Media Release 7 April 2020
Family First NZ says that under the abortion law changes rushed through just before the country went into lockdown, women will now be able to access dangerous DIY abortions at home, and possibly even school. There is nothing to stop abortion pills being couriered to the woman. It will also expose women to coercion, and place them at risk because of the removal of any direct medical supervision.
“The smokescreen of saying that this is necessary during the ‘lockdown’ is simply a wedge for the new normal. Medical abortions which take place before 20 weeks have no restrictions and no statutory criteria under the new extreme law,” says Bob McCoskrie, National Director of Family First NZ.
Previously, abortions could only be performed in licenced institutions. Under the new extreme law, the requirement that abortions take place in a licenced institution has been removed. Under the new policy, a single doctor is able to prescribe abortion pills over the phone or video (eg Facetime, Zoom or Skype) and then women will perform their own abortion at home by taking both abortion pills, meaning they will be left to pass their unborn child at home without direct medical supervision.
In practice, it would be possible that abortions could be available in thousands of locations in communities across New Zealand including sexual health clinics, GPs’ surgeries, school nurse clinics, university health clinics, and possibly even mobile abortion clinics.
“When self-administering pills are delivered to the home by a courier company, there is no control over who takes the pills, when the pills are taken, whether the pills are taken, if the woman or girl is vulnerable or in an abusive or coercive relationship, and if another competent adult is present,” says Mr McCoskrie.
“All of this will place women at risk. The removal of any direct medical supervision overseeing the use of both abortion pills could see a rise of complications experienced by women, with possibly no-one present to assist her in a medical emergency.”
“It would be easier for third parties to obtain abortion pills and slip them into a woman’s food without her knowledge. It also poses a threat to vulnerable girls who are at risk from sex-trafficking or child-sex abuse, as the ‘home’ abortion could be used by their abusers as a means to more easily cover up trafficking or abuse scandals.”
“Parents should also be concerned that abortions could potentially happen at schools.”
The UK’s Department of Health recently said that there were significant safety and safeguarding issues for women and young girls with a similar proposal.
“By enabling women and girls to have abortions at home, school or other locations, the politicians who supported this radical law change have put the health and safety of women at risk. That is not ‘healthcare’.”
ENDS
The largest and most accurate study of medical abortions, a Finnish study of 42,600 women, found that women had four times as many serious complications after medication abortions than surgical abortions: 20 per cent compared with 5.6 per cent. Research by pro-abortion authors found that for women over seven weeks the failure rate can be up to 33 per cent.
A leading campaigner for abortion, obstetrician Peter Boylan, has admitted: ‘There are serious dangers when women take [abortion pills] without supervision.
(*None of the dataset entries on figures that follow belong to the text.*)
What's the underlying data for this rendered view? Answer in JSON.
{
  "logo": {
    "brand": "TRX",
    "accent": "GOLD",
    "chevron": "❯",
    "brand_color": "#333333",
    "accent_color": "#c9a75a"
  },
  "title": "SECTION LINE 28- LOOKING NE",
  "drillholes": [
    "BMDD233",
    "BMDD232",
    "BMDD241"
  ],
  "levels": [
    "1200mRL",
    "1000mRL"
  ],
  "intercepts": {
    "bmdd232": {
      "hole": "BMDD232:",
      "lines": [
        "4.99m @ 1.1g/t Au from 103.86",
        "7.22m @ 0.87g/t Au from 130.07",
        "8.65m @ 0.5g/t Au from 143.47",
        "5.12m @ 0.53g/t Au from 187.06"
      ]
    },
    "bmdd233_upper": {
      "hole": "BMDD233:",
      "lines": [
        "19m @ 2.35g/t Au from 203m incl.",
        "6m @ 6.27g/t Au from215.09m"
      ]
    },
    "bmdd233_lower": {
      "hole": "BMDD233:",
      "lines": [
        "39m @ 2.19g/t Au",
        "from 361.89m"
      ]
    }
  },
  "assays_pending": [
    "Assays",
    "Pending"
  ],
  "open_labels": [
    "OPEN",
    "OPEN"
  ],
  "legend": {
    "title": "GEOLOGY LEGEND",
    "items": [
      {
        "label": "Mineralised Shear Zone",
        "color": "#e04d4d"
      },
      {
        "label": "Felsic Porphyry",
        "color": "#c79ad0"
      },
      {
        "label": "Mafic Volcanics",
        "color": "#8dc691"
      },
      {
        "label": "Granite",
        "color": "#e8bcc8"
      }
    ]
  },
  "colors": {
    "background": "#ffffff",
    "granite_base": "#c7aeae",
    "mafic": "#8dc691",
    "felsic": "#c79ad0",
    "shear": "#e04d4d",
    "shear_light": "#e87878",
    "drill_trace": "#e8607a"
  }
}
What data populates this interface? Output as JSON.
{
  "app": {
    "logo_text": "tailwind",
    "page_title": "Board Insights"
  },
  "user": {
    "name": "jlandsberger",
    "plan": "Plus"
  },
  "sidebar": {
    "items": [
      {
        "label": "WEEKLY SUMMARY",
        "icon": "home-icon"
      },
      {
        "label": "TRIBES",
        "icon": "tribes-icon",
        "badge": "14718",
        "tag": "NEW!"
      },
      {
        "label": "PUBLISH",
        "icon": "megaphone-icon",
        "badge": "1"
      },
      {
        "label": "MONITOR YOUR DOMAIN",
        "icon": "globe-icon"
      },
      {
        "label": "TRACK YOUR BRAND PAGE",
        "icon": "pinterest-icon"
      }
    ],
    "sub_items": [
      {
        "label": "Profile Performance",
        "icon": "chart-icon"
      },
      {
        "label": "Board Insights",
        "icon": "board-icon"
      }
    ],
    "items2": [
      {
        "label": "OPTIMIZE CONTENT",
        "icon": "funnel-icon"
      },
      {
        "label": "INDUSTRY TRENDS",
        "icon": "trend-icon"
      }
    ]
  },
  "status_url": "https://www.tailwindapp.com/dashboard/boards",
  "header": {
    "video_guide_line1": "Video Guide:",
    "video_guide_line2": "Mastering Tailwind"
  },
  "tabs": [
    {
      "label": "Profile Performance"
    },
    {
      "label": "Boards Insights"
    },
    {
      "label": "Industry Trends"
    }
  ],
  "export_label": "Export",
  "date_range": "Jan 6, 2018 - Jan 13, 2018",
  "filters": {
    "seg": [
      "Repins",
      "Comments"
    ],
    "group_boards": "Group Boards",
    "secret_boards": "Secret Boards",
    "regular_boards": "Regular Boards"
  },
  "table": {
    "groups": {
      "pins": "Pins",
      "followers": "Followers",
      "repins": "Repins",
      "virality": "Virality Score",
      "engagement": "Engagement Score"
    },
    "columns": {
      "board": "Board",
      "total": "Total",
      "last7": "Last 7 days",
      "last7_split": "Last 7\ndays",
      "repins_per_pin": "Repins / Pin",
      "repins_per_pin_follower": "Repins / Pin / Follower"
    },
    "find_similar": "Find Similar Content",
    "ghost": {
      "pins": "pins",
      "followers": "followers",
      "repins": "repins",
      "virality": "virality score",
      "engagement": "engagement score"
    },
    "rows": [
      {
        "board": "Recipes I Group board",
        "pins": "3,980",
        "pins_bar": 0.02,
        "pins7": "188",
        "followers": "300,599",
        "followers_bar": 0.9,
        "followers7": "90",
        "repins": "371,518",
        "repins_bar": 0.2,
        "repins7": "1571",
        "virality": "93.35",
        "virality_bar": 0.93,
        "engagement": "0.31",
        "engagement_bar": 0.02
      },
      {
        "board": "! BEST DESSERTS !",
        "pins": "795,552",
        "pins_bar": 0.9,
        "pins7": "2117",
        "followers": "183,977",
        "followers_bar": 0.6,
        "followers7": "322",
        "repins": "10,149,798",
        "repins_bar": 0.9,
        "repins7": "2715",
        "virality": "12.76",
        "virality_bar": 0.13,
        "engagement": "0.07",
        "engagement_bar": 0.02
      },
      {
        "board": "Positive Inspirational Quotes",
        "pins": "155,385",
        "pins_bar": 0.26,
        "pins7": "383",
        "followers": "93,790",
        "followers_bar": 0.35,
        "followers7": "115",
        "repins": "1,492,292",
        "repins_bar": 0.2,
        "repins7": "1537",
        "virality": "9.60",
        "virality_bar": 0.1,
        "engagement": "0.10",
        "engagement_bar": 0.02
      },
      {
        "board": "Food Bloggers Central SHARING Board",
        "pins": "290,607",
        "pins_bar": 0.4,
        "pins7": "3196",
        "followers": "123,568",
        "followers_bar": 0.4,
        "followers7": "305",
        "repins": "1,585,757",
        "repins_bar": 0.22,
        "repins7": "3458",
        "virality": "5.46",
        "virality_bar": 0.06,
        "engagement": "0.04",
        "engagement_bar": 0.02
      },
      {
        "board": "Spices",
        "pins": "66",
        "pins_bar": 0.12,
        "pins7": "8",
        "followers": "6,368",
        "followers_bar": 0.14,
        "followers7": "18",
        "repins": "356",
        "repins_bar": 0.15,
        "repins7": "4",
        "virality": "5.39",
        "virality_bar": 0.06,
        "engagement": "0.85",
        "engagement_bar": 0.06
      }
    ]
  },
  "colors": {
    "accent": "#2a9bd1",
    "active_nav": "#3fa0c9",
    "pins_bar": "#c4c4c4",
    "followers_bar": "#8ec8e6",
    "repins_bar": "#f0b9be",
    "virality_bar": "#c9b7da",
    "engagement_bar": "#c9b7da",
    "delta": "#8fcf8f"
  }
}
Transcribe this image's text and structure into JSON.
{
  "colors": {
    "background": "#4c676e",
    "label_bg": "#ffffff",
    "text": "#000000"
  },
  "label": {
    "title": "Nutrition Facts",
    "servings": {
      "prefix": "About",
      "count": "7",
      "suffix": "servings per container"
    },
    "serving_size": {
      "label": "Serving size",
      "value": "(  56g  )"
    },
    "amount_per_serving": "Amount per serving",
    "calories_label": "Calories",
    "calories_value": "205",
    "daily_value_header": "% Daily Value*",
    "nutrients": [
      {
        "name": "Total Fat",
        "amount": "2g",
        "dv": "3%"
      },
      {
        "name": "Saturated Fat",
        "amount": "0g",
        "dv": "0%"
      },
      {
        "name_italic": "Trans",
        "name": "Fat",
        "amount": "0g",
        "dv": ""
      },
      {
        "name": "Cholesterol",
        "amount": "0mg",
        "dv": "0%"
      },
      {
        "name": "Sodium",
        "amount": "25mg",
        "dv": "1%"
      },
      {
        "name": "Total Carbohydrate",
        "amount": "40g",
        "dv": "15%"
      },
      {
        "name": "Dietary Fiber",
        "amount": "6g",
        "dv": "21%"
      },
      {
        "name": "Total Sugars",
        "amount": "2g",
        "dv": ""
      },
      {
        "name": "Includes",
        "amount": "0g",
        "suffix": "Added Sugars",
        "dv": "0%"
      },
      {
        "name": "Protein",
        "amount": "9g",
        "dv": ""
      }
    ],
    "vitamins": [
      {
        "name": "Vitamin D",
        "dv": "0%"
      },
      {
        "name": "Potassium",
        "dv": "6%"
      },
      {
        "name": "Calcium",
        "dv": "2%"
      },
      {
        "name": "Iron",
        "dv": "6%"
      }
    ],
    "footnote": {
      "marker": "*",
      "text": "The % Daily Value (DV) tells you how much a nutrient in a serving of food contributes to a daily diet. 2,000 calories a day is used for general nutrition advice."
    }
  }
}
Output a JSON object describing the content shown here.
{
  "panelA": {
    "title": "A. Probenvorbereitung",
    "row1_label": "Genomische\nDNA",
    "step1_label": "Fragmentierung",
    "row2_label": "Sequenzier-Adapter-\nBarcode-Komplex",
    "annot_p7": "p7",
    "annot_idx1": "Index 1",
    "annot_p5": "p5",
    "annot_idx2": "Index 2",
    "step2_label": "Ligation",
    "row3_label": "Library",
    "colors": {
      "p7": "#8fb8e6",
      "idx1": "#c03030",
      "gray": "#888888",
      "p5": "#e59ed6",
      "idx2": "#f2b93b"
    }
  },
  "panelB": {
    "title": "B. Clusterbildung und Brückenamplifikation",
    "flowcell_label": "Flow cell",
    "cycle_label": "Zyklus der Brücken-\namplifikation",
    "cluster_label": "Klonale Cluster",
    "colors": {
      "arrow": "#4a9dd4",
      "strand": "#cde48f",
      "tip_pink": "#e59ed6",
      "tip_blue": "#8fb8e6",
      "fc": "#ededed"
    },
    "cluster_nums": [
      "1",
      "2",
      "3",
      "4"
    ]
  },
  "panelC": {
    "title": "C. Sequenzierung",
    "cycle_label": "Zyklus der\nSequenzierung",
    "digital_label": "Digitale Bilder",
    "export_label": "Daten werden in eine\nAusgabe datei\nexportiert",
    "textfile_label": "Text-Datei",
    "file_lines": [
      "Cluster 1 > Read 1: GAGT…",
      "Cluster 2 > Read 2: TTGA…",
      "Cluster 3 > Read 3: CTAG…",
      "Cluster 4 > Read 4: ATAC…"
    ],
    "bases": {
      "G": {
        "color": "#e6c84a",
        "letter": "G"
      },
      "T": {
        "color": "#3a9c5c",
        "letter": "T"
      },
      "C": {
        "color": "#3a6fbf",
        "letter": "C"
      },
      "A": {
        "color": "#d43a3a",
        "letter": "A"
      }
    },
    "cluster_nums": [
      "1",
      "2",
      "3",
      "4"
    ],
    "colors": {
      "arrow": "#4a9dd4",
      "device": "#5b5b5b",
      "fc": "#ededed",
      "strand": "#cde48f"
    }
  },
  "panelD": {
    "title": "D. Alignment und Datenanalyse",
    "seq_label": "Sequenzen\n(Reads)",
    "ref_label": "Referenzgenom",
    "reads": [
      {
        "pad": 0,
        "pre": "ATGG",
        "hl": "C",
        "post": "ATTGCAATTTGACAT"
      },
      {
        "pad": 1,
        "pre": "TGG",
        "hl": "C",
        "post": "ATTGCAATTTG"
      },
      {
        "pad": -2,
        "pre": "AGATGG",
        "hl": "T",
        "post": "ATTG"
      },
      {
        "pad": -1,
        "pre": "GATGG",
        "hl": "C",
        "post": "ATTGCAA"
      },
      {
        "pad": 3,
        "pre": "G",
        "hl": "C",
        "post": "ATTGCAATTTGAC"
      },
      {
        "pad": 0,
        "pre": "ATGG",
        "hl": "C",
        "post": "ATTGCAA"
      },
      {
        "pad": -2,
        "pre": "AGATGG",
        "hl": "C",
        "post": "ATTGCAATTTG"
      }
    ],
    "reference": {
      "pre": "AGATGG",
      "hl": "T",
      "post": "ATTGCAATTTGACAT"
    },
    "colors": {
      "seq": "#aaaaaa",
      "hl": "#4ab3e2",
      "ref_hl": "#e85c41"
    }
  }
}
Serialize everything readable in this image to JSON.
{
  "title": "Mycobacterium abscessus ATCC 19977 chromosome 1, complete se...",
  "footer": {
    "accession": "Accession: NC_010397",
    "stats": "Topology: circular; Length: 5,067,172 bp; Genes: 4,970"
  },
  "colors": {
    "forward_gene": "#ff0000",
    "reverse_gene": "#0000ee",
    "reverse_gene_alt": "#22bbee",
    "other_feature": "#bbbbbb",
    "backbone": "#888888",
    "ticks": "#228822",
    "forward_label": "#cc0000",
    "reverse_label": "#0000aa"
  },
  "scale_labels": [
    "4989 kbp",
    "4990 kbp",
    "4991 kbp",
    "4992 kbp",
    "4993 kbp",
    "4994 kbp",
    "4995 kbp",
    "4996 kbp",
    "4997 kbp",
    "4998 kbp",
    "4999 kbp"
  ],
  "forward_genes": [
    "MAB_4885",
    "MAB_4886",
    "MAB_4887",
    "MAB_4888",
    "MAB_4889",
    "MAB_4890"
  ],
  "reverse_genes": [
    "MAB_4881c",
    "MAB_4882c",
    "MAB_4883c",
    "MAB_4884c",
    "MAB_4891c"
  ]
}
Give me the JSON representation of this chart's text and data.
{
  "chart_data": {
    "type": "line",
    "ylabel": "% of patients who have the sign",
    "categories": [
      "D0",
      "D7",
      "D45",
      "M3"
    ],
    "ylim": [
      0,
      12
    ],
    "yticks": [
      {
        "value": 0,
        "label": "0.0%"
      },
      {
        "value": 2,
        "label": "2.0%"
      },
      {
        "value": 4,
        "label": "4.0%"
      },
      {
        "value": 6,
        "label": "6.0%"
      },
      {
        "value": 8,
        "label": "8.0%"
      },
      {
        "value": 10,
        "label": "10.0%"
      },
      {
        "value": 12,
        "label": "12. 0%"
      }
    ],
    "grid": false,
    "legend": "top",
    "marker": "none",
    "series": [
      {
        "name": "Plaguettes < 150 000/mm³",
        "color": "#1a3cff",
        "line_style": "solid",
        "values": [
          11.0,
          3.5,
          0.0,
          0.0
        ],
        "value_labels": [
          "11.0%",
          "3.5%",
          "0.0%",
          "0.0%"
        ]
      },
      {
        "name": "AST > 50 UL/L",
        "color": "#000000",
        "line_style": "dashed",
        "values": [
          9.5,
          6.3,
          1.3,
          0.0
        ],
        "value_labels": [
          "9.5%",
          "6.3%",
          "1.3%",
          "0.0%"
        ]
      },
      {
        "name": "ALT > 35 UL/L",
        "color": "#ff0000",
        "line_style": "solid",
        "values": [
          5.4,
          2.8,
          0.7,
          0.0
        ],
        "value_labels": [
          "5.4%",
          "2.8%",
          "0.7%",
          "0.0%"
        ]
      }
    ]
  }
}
We have knowledge of women who have taken them in excessive dosage and that can result in catastrophe for a woman such as a rupture of the uterus with very significant haemorrhage . . . And if that happens in the privacy of a woman’s home or perhaps in an apartment somewhere, that can have very, very serious consequences for women. So, it’s really important that these tablets are . . . dealt with in a supervised way.’
One peer-reviewed study of self-administering pills found that 63 per cent had incomplete abortion. Surgical evacuation had to be performed in 68 per cent of the patients.